A reader just told me he’s doing the 31-day-blogging challenge. He asked me whether blogging is any help for my business. Since I’m a lazy blogger, I’ll use my answer as today’s post:
It depends on what you want your business to be. I’m blogging in order to get an audience for future massage CEUs since I’m about to work with on 3 classes, and I’ll be doing live workshops in the Orlando area as soon as I’m approved as  a CE-provider by the Florida Board of Massage.
I also write posts that have my clients in mind… just explanations that I often use when I’m talking to clients (like the hyperlordosis-post, or the post about scheduling with me).
Of course the exercises are with clients in mind, but they also appeal to other massage therapists.
I like following up with clients after a treatment by emailing them a link to one of my videos on YouTube, to help them remember a stretch I gave them as “homework”, and I’m planning more posts that refer to the videos.
So a lot of my blogging is not aiming directly at getting new clients, it’s more about building a reputation as an expert on structural alignment and the massage industry in Florida.
Eventually I’ll use the posts I’ve written to build other websites for these different topics, so blogging helps me create content for the future.
If I was blogging simply to attract new clients, I would write posts specifically for keywords that people might search for.
back pain treatments
stretches for a tight upper back
how to correct forward head posture
sciatica relief
That’s pretty much what I explained in my SEO post. It’s all about identifying what people might search for if they don’t know about what you offer… so as an example let’s say you’re working with myofascial release.
Of course your website has a page all about that, optimized for myofascia, fascia, MFR, myofascial mobilization, myofascial massage, and such (well, I hope it does… or whatever your specialty is).
That way you make sure people find you when they’ve heard MFR is awesome and helps people in pain.
But what about people who’ve never heard of MFR?
They would not find you. They probably don’t even know that massage therapy can help… all their experience is with simple rubs in a spa.

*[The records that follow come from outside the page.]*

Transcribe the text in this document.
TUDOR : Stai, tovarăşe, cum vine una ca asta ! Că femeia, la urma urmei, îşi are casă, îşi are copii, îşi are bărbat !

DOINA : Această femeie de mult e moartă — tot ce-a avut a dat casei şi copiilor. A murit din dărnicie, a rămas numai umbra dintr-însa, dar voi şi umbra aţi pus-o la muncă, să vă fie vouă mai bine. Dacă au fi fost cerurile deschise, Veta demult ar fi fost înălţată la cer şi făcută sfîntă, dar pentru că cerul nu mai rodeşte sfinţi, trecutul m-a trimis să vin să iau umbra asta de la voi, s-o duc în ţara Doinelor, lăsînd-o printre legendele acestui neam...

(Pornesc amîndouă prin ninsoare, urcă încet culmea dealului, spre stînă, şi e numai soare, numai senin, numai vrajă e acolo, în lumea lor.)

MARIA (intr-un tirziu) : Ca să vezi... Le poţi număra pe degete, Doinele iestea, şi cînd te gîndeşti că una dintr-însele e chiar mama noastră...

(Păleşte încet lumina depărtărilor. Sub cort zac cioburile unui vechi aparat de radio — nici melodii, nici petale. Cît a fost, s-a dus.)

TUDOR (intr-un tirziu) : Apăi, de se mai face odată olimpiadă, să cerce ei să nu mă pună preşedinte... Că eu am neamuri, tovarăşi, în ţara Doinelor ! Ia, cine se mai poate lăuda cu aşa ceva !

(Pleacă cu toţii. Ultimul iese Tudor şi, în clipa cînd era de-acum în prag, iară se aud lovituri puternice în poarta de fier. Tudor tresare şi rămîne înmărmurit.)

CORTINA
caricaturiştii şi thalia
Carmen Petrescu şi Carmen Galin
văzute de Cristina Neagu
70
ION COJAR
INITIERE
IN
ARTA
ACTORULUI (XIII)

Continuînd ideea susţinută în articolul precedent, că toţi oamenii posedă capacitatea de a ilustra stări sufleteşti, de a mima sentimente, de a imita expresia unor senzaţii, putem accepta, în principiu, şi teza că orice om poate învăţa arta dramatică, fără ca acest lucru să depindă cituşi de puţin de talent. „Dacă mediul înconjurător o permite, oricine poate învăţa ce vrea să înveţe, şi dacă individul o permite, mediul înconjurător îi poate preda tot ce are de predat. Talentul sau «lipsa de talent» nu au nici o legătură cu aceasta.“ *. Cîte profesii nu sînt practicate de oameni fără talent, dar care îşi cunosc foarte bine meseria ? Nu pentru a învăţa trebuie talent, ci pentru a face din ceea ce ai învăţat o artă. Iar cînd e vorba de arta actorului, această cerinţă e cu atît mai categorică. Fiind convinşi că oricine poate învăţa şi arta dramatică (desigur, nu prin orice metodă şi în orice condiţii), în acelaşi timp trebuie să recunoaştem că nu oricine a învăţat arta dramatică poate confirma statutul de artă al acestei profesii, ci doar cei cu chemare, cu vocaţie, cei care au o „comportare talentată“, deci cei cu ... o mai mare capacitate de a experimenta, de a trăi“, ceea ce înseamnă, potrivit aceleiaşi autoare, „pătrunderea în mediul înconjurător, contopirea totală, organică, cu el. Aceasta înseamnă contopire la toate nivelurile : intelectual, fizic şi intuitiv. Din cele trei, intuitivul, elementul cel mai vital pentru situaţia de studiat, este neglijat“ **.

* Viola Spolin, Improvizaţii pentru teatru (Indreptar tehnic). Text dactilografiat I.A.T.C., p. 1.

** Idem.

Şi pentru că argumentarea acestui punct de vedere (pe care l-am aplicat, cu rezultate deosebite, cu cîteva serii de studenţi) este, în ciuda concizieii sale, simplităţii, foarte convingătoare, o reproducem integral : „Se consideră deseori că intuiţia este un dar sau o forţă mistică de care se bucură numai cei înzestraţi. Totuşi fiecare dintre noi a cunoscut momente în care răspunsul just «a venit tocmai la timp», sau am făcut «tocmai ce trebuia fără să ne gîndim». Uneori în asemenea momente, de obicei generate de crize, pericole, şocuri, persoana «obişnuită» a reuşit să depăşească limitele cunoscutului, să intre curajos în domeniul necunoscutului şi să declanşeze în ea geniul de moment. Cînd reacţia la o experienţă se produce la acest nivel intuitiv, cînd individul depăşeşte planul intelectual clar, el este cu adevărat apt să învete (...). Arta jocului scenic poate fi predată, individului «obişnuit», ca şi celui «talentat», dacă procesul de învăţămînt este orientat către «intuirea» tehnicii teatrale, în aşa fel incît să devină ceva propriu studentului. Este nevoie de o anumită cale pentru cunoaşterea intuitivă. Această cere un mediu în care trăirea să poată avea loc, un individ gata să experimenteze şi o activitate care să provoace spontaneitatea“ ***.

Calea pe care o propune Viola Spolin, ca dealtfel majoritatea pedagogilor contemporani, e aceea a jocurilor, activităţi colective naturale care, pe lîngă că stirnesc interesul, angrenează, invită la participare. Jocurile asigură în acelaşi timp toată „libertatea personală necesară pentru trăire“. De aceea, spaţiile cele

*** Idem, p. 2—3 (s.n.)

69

You have to try and find what people would search for … “can’t turn my neck” and things like that.
Then you make a post “I can’t turn my neck–what to do” and write about the different possible reasons why range of motion might be restricted, and how massage therapy can help.
It’s a lot of work, of course, and you should not expect results for a year. But if you utilize social media well and you get others to promote your posts, you’ll see that some people schedule appointments because they read your blog posts.
It’s like all marketing–you have to find something you like, and stick to it. If you rather talk to people in person, join a few networking groups, build relationships with other businesses in your area and learn effective networking.
But if you like writing…  get more information on content marketing. Check out!
I hope this helps a little.. I’m looking forward to your 31 posts!!